De Damien Manivel
avec Agathe Bonitzer, Marion Carpentier, Marika Rizzi, Elsa Wolliaston
Prix de la mise en scène au festival de Locarno
Après la mort de ses deux enfants en avril 1913, la danseuse mythique Isadora Duncan a composé un solo intitulé La mère. Dans un geste d’une grande douceur, une mère y caresse et berce une dernière fois son enfant avant de le laisser partir. Un siècle plus tard, quatre femmes font la rencontre de cette danse.
Un geste !
"Quelle lenteur ! Tout à coup"
Un geste qu’ Agathe Bonitzer tente de déchiffrer (labanotation, système d’écriture pour le mouvement, comme le signale le générique de fin) avant de se l’approprier, puis que la danseuse italienne apprend à son élève, avant qu’une spectatrice (Elsa Wolliaston ex danseuse) ne le décline après l’avoir intériorisé
Un geste qui relierait des chaînes d’or d’étoile à étoile (Rimbaud), dans un ballet synchronisé où les ligaments de la mémoire épousent ceux des corps.
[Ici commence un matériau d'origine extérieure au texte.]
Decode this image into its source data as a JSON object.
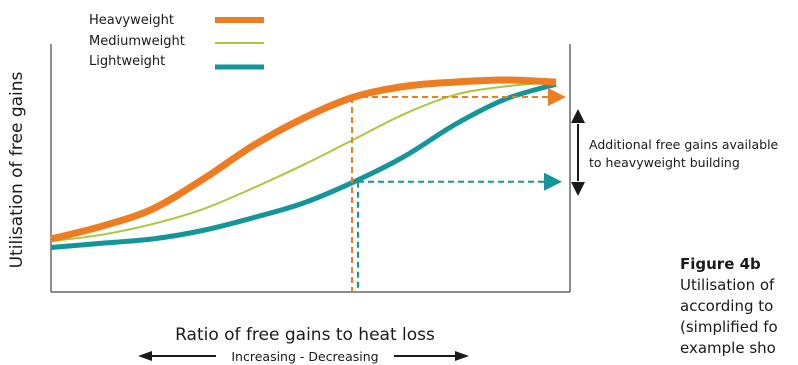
{
  "chart_data": {
    "type": "line",
    "title": "",
    "xlabel": "Ratio of free gains to heat loss",
    "xlabel_sub": "Increasing - Decreasing",
    "ylabel": "Utilisation of free gains",
    "x": [
      0,
      0.1,
      0.2,
      0.3,
      0.4,
      0.5,
      0.6,
      0.7,
      0.8,
      0.9,
      1.0
    ],
    "series": [
      {
        "name": "Heavyweight",
        "color": "#ee7d22",
        "values": [
          0.25,
          0.31,
          0.39,
          0.53,
          0.69,
          0.82,
          0.92,
          0.97,
          0.99,
          1.0,
          0.99
        ]
      },
      {
        "name": "Mediumweight",
        "color": "#a8c93a",
        "values": [
          0.24,
          0.27,
          0.32,
          0.39,
          0.49,
          0.6,
          0.72,
          0.84,
          0.93,
          0.97,
          0.99
        ]
      },
      {
        "name": "Lightweight",
        "color": "#13969a",
        "values": [
          0.21,
          0.23,
          0.25,
          0.29,
          0.35,
          0.42,
          0.52,
          0.64,
          0.79,
          0.91,
          0.98
        ]
      }
    ],
    "legend_position": "top-left",
    "grid": false,
    "marker_x": 0.6,
    "annotation": [
      "Additional free gains available",
      "to heavyweight building"
    ]
  },
  "caption": {
    "title": "Figure 4b",
    "lines": [
      "Utilisation of",
      "according to",
      "(simplified fo",
      "example sho"
    ]
  }
}
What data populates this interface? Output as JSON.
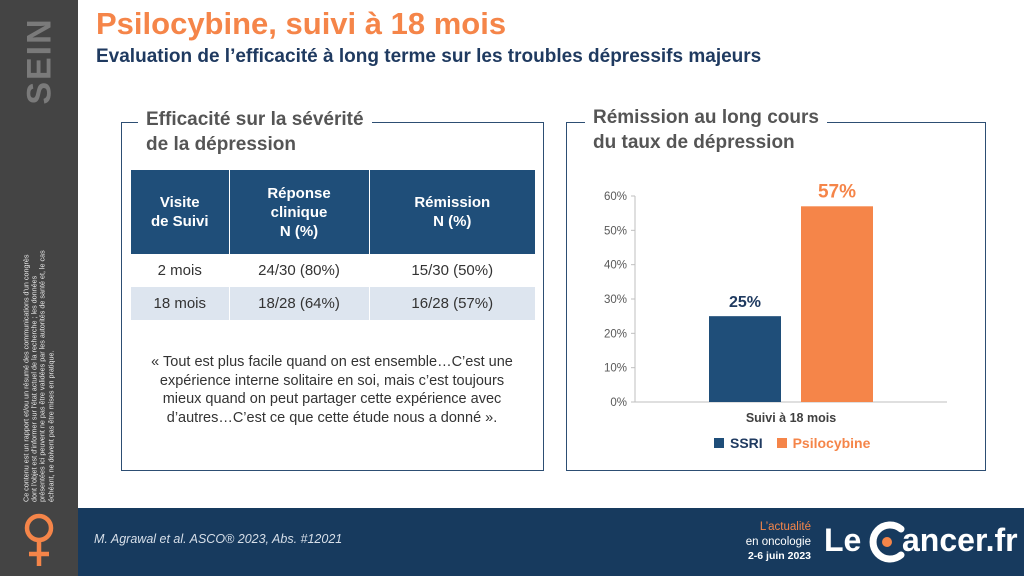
{
  "sidebar": {
    "tag": "SEIN",
    "disclaimer": "Ce contenu est un rapport et/ou un résumé des communications d'un congrès dont l'objet est d'informer sur l'état actuel de la recherche ; les données présentées ici peuvent ne pas être validées par les autorités de santé et, le cas échéant, ne doivent pas être mises en pratique."
  },
  "header": {
    "title": "Psilocybine, suivi à 18 mois",
    "subtitle": "Evaluation de l’efficacité à long terme sur les troubles dépressifs majeurs"
  },
  "left_panel": {
    "title_line1": "Efficacité sur la sévérité",
    "title_line2": "de la dépression",
    "table": {
      "headers": [
        [
          "Visite",
          "de Suivi"
        ],
        [
          "Réponse",
          "clinique",
          "N (%)"
        ],
        [
          "Rémission",
          "N (%)"
        ]
      ],
      "rows": [
        [
          "2 mois",
          "24/30 (80%)",
          "15/30 (50%)"
        ],
        [
          "18 mois",
          "18/28 (64%)",
          "16/28 (57%)"
        ]
      ]
    },
    "quote": "« Tout est plus facile quand on est ensemble…C’est une expérience interne solitaire en soi, mais c’est toujours mieux quand on peut partager cette expérience avec d’autres…C’est ce que cette étude nous a donné »."
  },
  "right_panel": {
    "title_line1": "Rémission au long cours",
    "title_line2": "du taux de dépression"
  },
  "chart_data": {
    "type": "bar",
    "categories": [
      "Suivi à 18 mois"
    ],
    "series": [
      {
        "name": "SSRI",
        "values": [
          25
        ],
        "color": "#1f4e79",
        "label": "25%"
      },
      {
        "name": "Psilocybine",
        "values": [
          57
        ],
        "color": "#f58549",
        "label": "57%"
      }
    ],
    "title": "",
    "xlabel": "",
    "ylabel": "",
    "ylim": [
      0,
      60
    ],
    "yticks": [
      "0%",
      "10%",
      "20%",
      "30%",
      "40%",
      "50%",
      "60%"
    ],
    "grid": false,
    "legend": "bottom"
  },
  "colors": {
    "accent": "#f58549",
    "navy": "#1f4e79",
    "footer": "#173a5e",
    "sidebar": "#444444"
  },
  "footer": {
    "citation": "M. Agrawal et al. ASCO® 2023, Abs. #12021",
    "tag_line1": "L’actualité",
    "tag_line2": "en oncologie",
    "date": "2-6 juin 2023",
    "logo_le": "Le",
    "logo_text": "ancer.fr",
    "icons": [
      "venus-icon",
      "logo-c-icon"
    ]
  }
}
Ceux précisément des 4 femmes du film (film composé de trois tableaux qu’une chronologie précise inscrit dans le temps, mais un temps comme hors du temps car les dates mentionnées concernent tout autant l’année de la création de Mother en 1923 (sur une musique d'Alexandre Scriabine) que d’autres années du XX° et en l’occurrence du XXI° siècle
Remonter vers ce qui tisse le processus du geste : ce fut la démarche de Laban ; c’est celle de l’ex-danseur et réalisateur Damien Manivel, celle d’Agathe (premier tableau). Assise dans un bar elle lit la biographie (ma vie) d’Isadora (lèvres fermées œil à l’écoute voix off) puis d’un pas allègre arpente les rues sans autre pensée que l’œuvre -le solo- à décrypter et à interpréter avant que ...le corps déployé dans la respiration de CE geste, ne l’exhausse en caresse. Caresse que la jeune danseuse trisomique intègre à une corporéité (et la thématique de la perte de l'enfant se double ici de celle du handicap). Ce deuxième tableau est le seul "dialogué": parole explicative dans l'élaboration et la transmission du geste, celui de l'ultime caresse d'une mère à son enfant. Répétitions. Et le spectacle nous le "verrons" à travers le visage et les yeux embués d'Elsa Wolliaston dont la stature majestueuse dans son gigantisme donne sens à l'émotion. La caméra (troisième tableau) suit cette femme depuis le théâtre jusqu'à son appartement : lente déambulation martelée par le bruit de la canne; lenteur des gestes pour revêtir l'habit de nuit; au spectateur de remplir les silences -un plan furtif sur la photo de son fils crée un effet spéculaire : une même émotion par-delà les âges? Silence habité désormais par "les enfants d'Isadora"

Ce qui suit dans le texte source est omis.